Further, we decided not to restrict the analysis to a few antimicrobial regimens, as drug prescribing in onco-haematological patients is often challenging due to possible organ dysfunction, allergies, drug-to-drug interactions, fluid overload, and venous catheter incompatibilities. We then decided to analyse all monotherapies and combinations potentially used, considering even those antibiotics that are not considered first-line molecules in children, such as ciprofloxacin.
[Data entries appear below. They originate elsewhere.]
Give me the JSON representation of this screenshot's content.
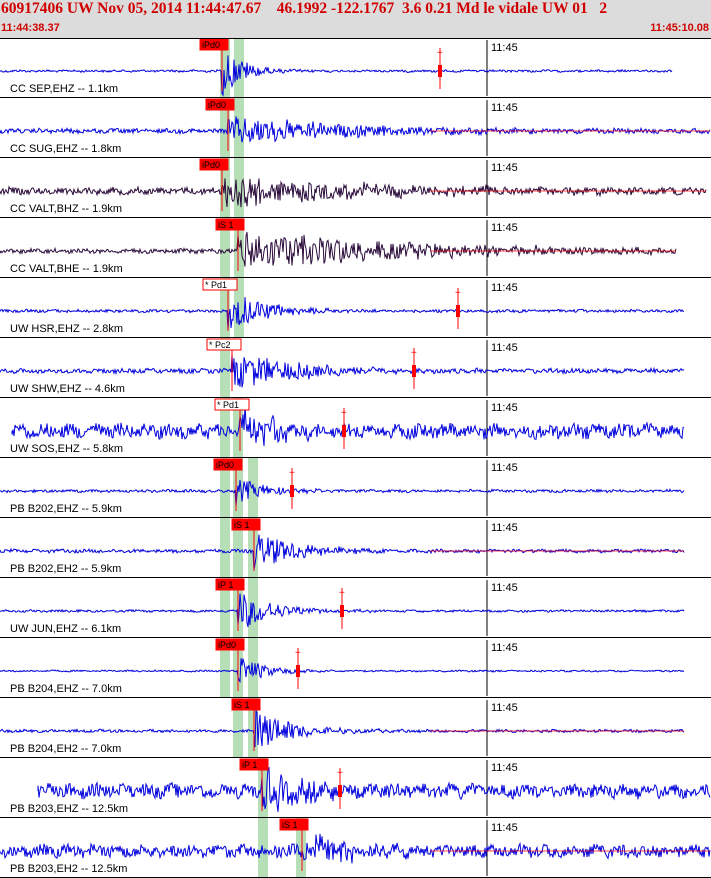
{
  "header": {
    "title": "60917406 UW Nov 05, 2014 11:44:47.67    46.1992 -122.1767  3.6 0.21 Md le vidale UW 01   2",
    "start_time": "11:44:38.37",
    "end_time": "11:45:10.08"
  },
  "colors": {
    "header_bg": "#dcdcdc",
    "header_text": "#d00000",
    "trace_blue": "#0000dd",
    "trace_dark": "#2a0a3a",
    "pick_red": "#ff0000",
    "window_green": "#b7dfb7"
  },
  "minute_marker_label": "11:45",
  "traces": [
    {
      "label": "CC SEP,EHZ -- 1.1km",
      "pick": "iPd0",
      "color": "blue",
      "amp": 0.9,
      "noise": 0.04,
      "extent": "half",
      "decay": 22
    },
    {
      "label": "CC SUG,EHZ -- 1.8km",
      "pick": "iPd0",
      "color": "blue",
      "amp": 0.55,
      "noise": 0.08,
      "extent": "full",
      "decay": 120
    },
    {
      "label": "CC VALT,BHZ -- 1.9km",
      "pick": "iPd0",
      "color": "dark",
      "amp": 0.6,
      "noise": 0.12,
      "extent": "full",
      "decay": 150
    },
    {
      "label": "CC VALT,BHE -- 1.9km",
      "pick": "iS 1",
      "color": "dark",
      "amp": 0.75,
      "noise": 0.08,
      "extent": "full",
      "decay": 170
    },
    {
      "label": "UW HSR,EHZ -- 2.8km",
      "pick": "* Pd1",
      "color": "blue",
      "amp": 0.75,
      "noise": 0.05,
      "extent": "half",
      "decay": 40
    },
    {
      "label": "UW SHW,EHZ -- 4.6km",
      "pick": "* Pc2",
      "color": "blue",
      "amp": 0.7,
      "noise": 0.08,
      "extent": "full",
      "decay": 70
    },
    {
      "label": "UW SOS,EHZ -- 5.8km",
      "pick": "* Pd1",
      "color": "blue",
      "amp": 0.75,
      "noise": 0.25,
      "extent": "full",
      "decay": 45
    },
    {
      "label": "PB B202,EHZ -- 5.9km",
      "pick": "iPd0",
      "color": "blue",
      "amp": 0.5,
      "noise": 0.05,
      "extent": "full",
      "decay": 30
    },
    {
      "label": "PB B202,EH2 -- 5.9km",
      "pick": "iS 1",
      "color": "blue",
      "amp": 0.7,
      "noise": 0.06,
      "extent": "full",
      "decay": 45
    },
    {
      "label": "UW JUN,EHZ -- 6.1km",
      "pick": "iP 1",
      "color": "blue",
      "amp": 0.75,
      "noise": 0.04,
      "extent": "full",
      "decay": 35
    },
    {
      "label": "PB B204,EHZ -- 7.0km",
      "pick": "iPd0",
      "color": "blue",
      "amp": 0.6,
      "noise": 0.03,
      "extent": "full",
      "decay": 25
    },
    {
      "label": "PB B204,EH2 -- 7.0km",
      "pick": "iS 1",
      "color": "blue",
      "amp": 0.8,
      "noise": 0.05,
      "extent": "full",
      "decay": 40
    },
    {
      "label": "PB B203,EHZ -- 12.5km",
      "pick": "iP 1",
      "color": "blue",
      "amp": 0.85,
      "noise": 0.25,
      "extent": "full",
      "decay": 40
    },
    {
      "label": "PB B203,EH2 -- 12.5km",
      "pick": "iS 1",
      "color": "blue",
      "amp": 0.75,
      "noise": 0.22,
      "extent": "full",
      "decay": 40
    }
  ]
}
Another limitation of the WISCA application in our study is the lack of correlation between infective pathogens and infection outcomes (e.g., mortality, PICU admission). Those data would allow a WISCA model to estimate regimens with expected maximum clinical concordance and, therefore, the most significant potential impact. This strategy has not yet been adopted in the reported WISCA study.

Lastly, when applying empiric antibiotic therapy, an “acceptable” cut-off of coverage is usually self-estimated according to clinicians’ and microbiologists’ experience. We used an 85% estimated median coverage rate to define a regimen “appropriate”, which overlaps with the study by Randhawa et al. on critical care infections. However, many clinicians could have a preference for antibiotic regimens perceived to have a coverage of 90% or more [23].